Cuando comenzó a recorrer la pasarela peatonal del Puente de Brooklyn, el sol comenzaba a ponerse y la hermosa luz del atardecer iluminaba los edificios, proporcionando un bello telón de fondo al entramado de cables que ayudan a sostener uno de los puentes más emblemáticos de toda la ciudad.

Desde allí, Norte se dispuso a disfrutar de una fantásticas panorámicas del Manhattan Bridge, del Empire State Building, de la figura recortada de la Estatua de la Libertad,… con unos juegos de luces y sombras únicos que hacen de este paseo una experiencia fascinante repleta de iconos visuales mil veces reproducidos en la gran pantalla. Y, de nuevo, el cine volvía reaparecer. Como si se tratase de una constante, cada rincón de aquella ciudad había servido de escenario para rodar una historia. Y aquel puente, un icono para la ciudad, poseía en su currículum un larga lista de películas en su haber. De nuevo a su mente acudieron imágenes de Saturday Night Fever, con John Travolta y Lynn Gorney, a Nathan Landau paseando con su amante Sophie en la película La decisión de Sophie, o a Miranda y Steve en Sexo en Nueva York…

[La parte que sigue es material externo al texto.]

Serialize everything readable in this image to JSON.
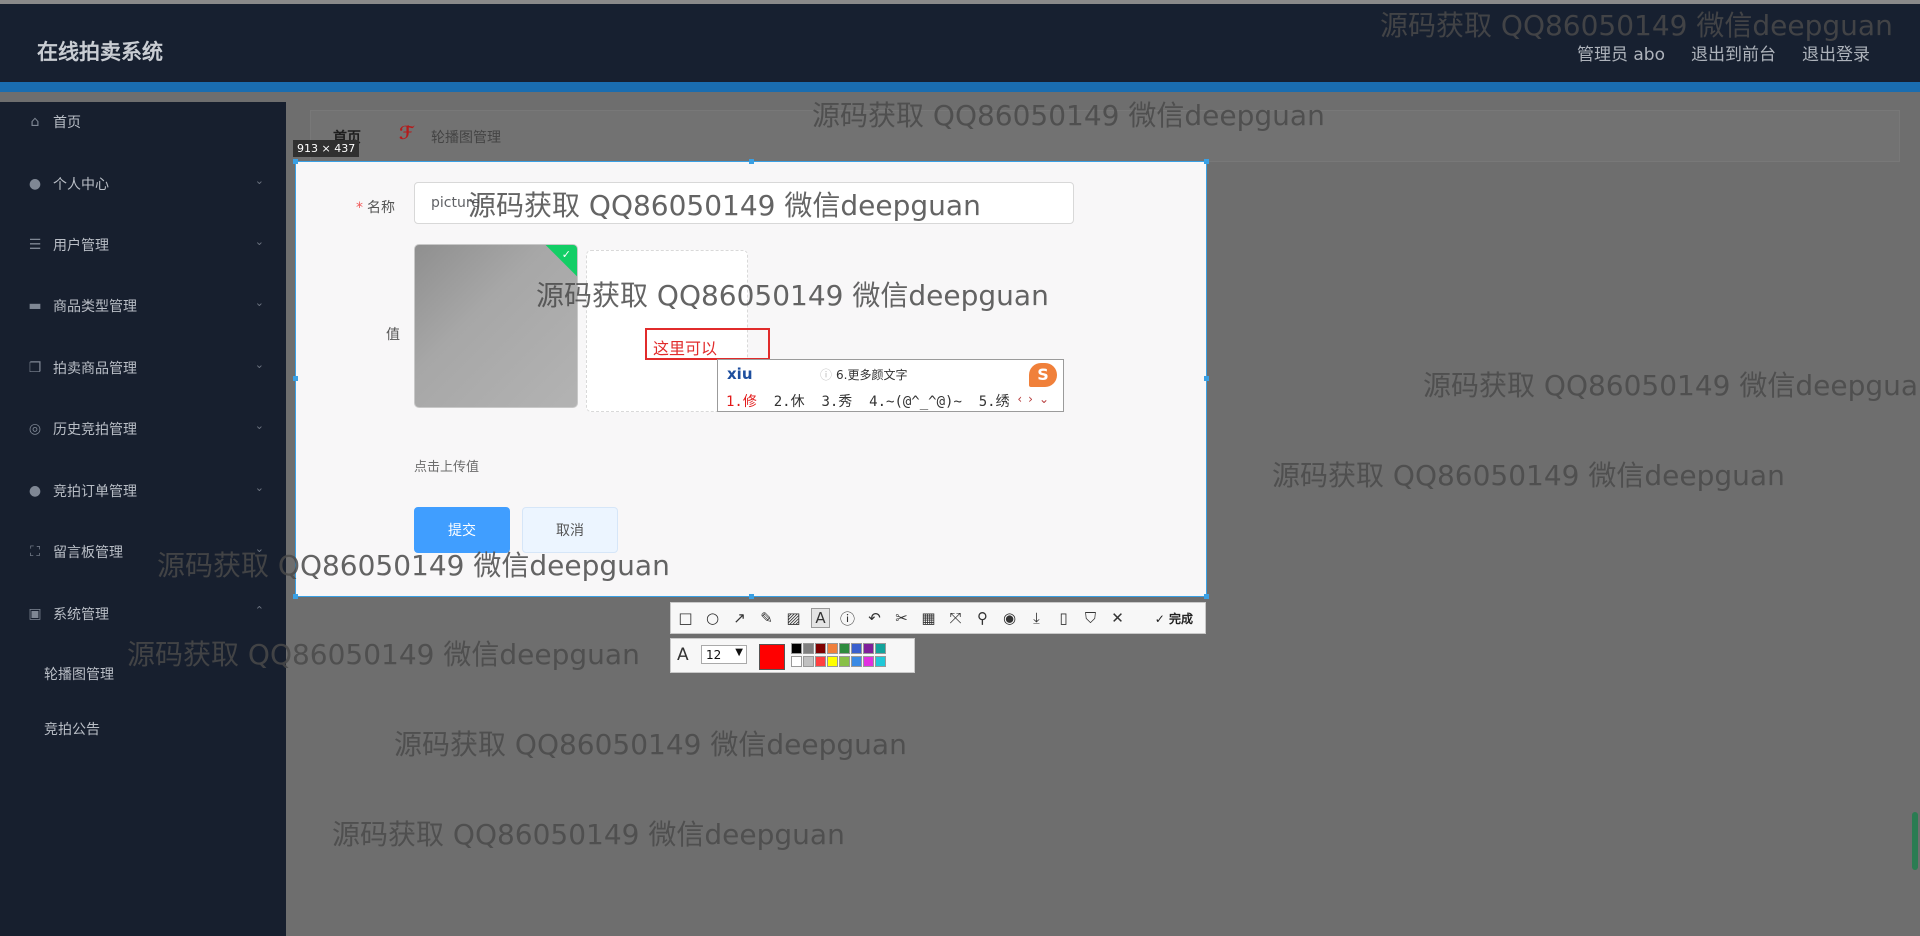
{
  "header": {
    "app_title": "在线拍卖系统",
    "links": [
      "管理员 abo",
      "退出到前台",
      "退出登录"
    ]
  },
  "sidebar": {
    "items": [
      {
        "label": "首页",
        "icon": "home-icon"
      },
      {
        "label": "个人中心",
        "icon": "user-icon"
      },
      {
        "label": "用户管理",
        "icon": "sliders-icon"
      },
      {
        "label": "商品类型管理",
        "icon": "monitor-icon"
      },
      {
        "label": "拍卖商品管理",
        "icon": "copy-icon"
      },
      {
        "label": "历史竞拍管理",
        "icon": "compass-icon"
      },
      {
        "label": "竞拍订单管理",
        "icon": "user-icon"
      },
      {
        "label": "留言板管理",
        "icon": "scan-icon"
      },
      {
        "label": "系统管理",
        "icon": "clipboard-icon"
      }
    ],
    "submenu": [
      "轮播图管理",
      "竞拍公告"
    ]
  },
  "breadcrumb": {
    "home": "首页",
    "separator": "ℱ",
    "current": "轮播图管理"
  },
  "screenshot_tool": {
    "selection_size": "913 × 437",
    "done_label": "完成",
    "font_size": "12",
    "current_color": "#ff0000",
    "palette_top": [
      "#000000",
      "#808080",
      "#800000",
      "#f07f3c",
      "#2e8b3e",
      "#3a5fcd",
      "#7f1f9a",
      "#13a39b"
    ],
    "palette_bottom": [
      "#ffffff",
      "#c0c0c0",
      "#ff4040",
      "#ffff00",
      "#88c047",
      "#3a8ae4",
      "#e030e0",
      "#20c8d8"
    ]
  },
  "form": {
    "name_label": "名称",
    "name_required": "*",
    "name_value": "picture",
    "value_label": "值",
    "annotation_text": "这里可以",
    "upload_hint": "点击上传值",
    "submit_label": "提交",
    "cancel_label": "取消"
  },
  "ime": {
    "pinyin": "xiu",
    "more": "6.更多颜文字",
    "more_icon": "ⓘ",
    "candidates": [
      "1.修",
      "2.休",
      "3.秀",
      "4.~(@^_^@)~",
      "5.绣"
    ],
    "logo": "S"
  },
  "watermark_text": "源码获取 QQ86050149 微信deepguan"
}
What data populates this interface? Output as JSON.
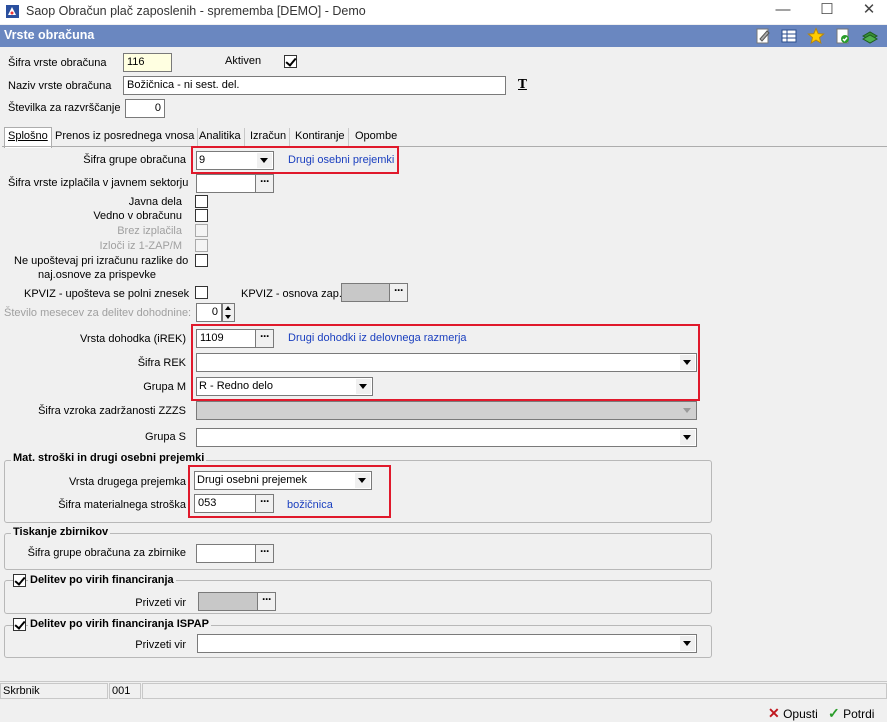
{
  "window": {
    "title": "Saop Obračun plač zaposlenih - sprememba [DEMO] - Demo",
    "min": "—",
    "max": "☐",
    "close": "✕"
  },
  "header": {
    "title": "Vrste obračuna"
  },
  "form": {
    "sifra_label": "Šifra vrste obračuna",
    "sifra_value": "116",
    "aktiven_label": "Aktiven",
    "naziv_label": "Naziv vrste obračuna",
    "naziv_value": "Božičnica - ni sest. del.",
    "stevilka_label": "Številka  za razvrščanje",
    "stevilka_value": "0",
    "font_btn": "T"
  },
  "tabs": [
    {
      "label": "Splošno"
    },
    {
      "label": "Prenos iz posrednega vnosa"
    },
    {
      "label": "Analitika"
    },
    {
      "label": "Izračun"
    },
    {
      "label": "Kontiranje"
    },
    {
      "label": "Opombe"
    }
  ],
  "general": {
    "grupa_label": "Šifra grupe obračuna",
    "grupa_value": "9",
    "grupa_desc": "Drugi osebni prejemki",
    "izplacila_label": "Šifra vrste izplačila v javnem sektorju",
    "javna_dela": "Javna dela",
    "vedno": "Vedno v obračunu",
    "brez": "Brez izplačila",
    "izloci": "Izloči iz 1-ZAP/M",
    "ne_upostevaj_1": "Ne upoštevaj pri izračunu razlike do",
    "ne_upostevaj_2": "naj.osnove za prispevke",
    "kpviz_label": "KPVIZ - upošteva se polni znesek",
    "kpviz_osnova_label": "KPVIZ - osnova zap.",
    "mesecev_label": "Število mesecev za delitev dohodnine:",
    "mesecev_value": "0",
    "dohodek_label": "Vrsta dohodka (iREK)",
    "dohodek_value": "1109",
    "dohodek_desc": "Drugi dohodki iz delovnega razmerja",
    "rek_label": "Šifra REK",
    "rek_value": "",
    "grupa_m_label": "Grupa M",
    "grupa_m_value": "R - Redno delo",
    "zzzs_label": "Šifra vzroka zadržanosti ZZZS",
    "grupa_s_label": "Grupa S",
    "grupa_s_value": ""
  },
  "mat": {
    "title": "Mat. stroški in drugi osebni prejemki",
    "vrsta_label": "Vrsta drugega prejemka",
    "vrsta_value": "Drugi osebni prejemek",
    "sifra_label": "Šifra materialnega stroška",
    "sifra_value": "053",
    "sifra_desc": "božičnica"
  },
  "tisk": {
    "title": "Tiskanje zbirnikov",
    "label": "Šifra grupe obračuna za zbirnike"
  },
  "delitev": {
    "title": "Delitev po virih financiranja",
    "label": "Privzeti vir"
  },
  "delitev_ispap": {
    "title": "Delitev po virih financiranja ISPAP",
    "label": "Privzeti vir"
  },
  "status": {
    "label": "Skrbnik",
    "value": "001"
  },
  "buttons": {
    "cancel": "Opusti",
    "confirm": "Potrdi"
  },
  "colors": {
    "header": "#6a87c0",
    "highlight": "#e0192b",
    "link": "#1a3fbf"
  }
}
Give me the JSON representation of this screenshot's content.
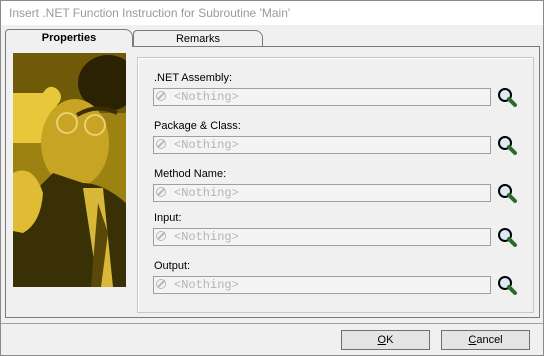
{
  "window": {
    "title": "Insert .NET Function Instruction for Subroutine 'Main'"
  },
  "tabs": [
    {
      "label": "Properties",
      "active": true
    },
    {
      "label": "Remarks",
      "active": false
    }
  ],
  "fields": [
    {
      "label": ".NET Assembly:",
      "value": "<Nothing>"
    },
    {
      "label": "Package & Class:",
      "value": "<Nothing>"
    },
    {
      "label": "Method Name:",
      "value": "<Nothing>"
    },
    {
      "label": "Input:",
      "value": "<Nothing>"
    },
    {
      "label": "Output:",
      "value": "<Nothing>"
    }
  ],
  "buttons": {
    "ok_accel": "O",
    "ok_rest": "K",
    "cancel_accel": "C",
    "cancel_rest": "ancel"
  },
  "icons": {
    "browse": "magnifier-icon",
    "field_empty": "no-entry-icon"
  },
  "colors": {
    "photo_tint": "#b09418",
    "placeholder": "#b4b4b4"
  }
}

Y de pronto, a Norte se le dibujó una sonrisa en su rostro. A unos metros, en el medio del puente, y rodeados por los sorprendidos turistas, una soldado imperial y Darth Vader se prometían amor eterno.

« Wedding in New York sería un buen título para esta película»  ̶ pensó él mientras felicitaba a los novios.

Finalmente, tras cruzar el puente y a pesar del cansancio y del frío helador que iba en aumento a medida que sol se ponía, Norte pudo disfrutar de un increíble atardecer desde los antiguos muelles de Brooklyn.


A medida que el sol se ponía tras los rascacielos de Manhattan, la noche desbancaba al día mientras miles de luces ganaban protagonismo. Como si se tratase de inmensos árboles de navidad, los rascacielos se iluminaban, dando lugar a un espectáculo fascinante que no dejaba de sorprenderlo a pesar de haber sido fotografiado y filmado millones de veces.

Había sido un gran día, sin duda,… pero Norte sabía que no volvería a su hotel sin pasarse por el West Village. Al día siguiente tendría que volver al trabajo, pero antes, todavía podría disfrutar, de una fantástica velada de jazz en Mezzrow.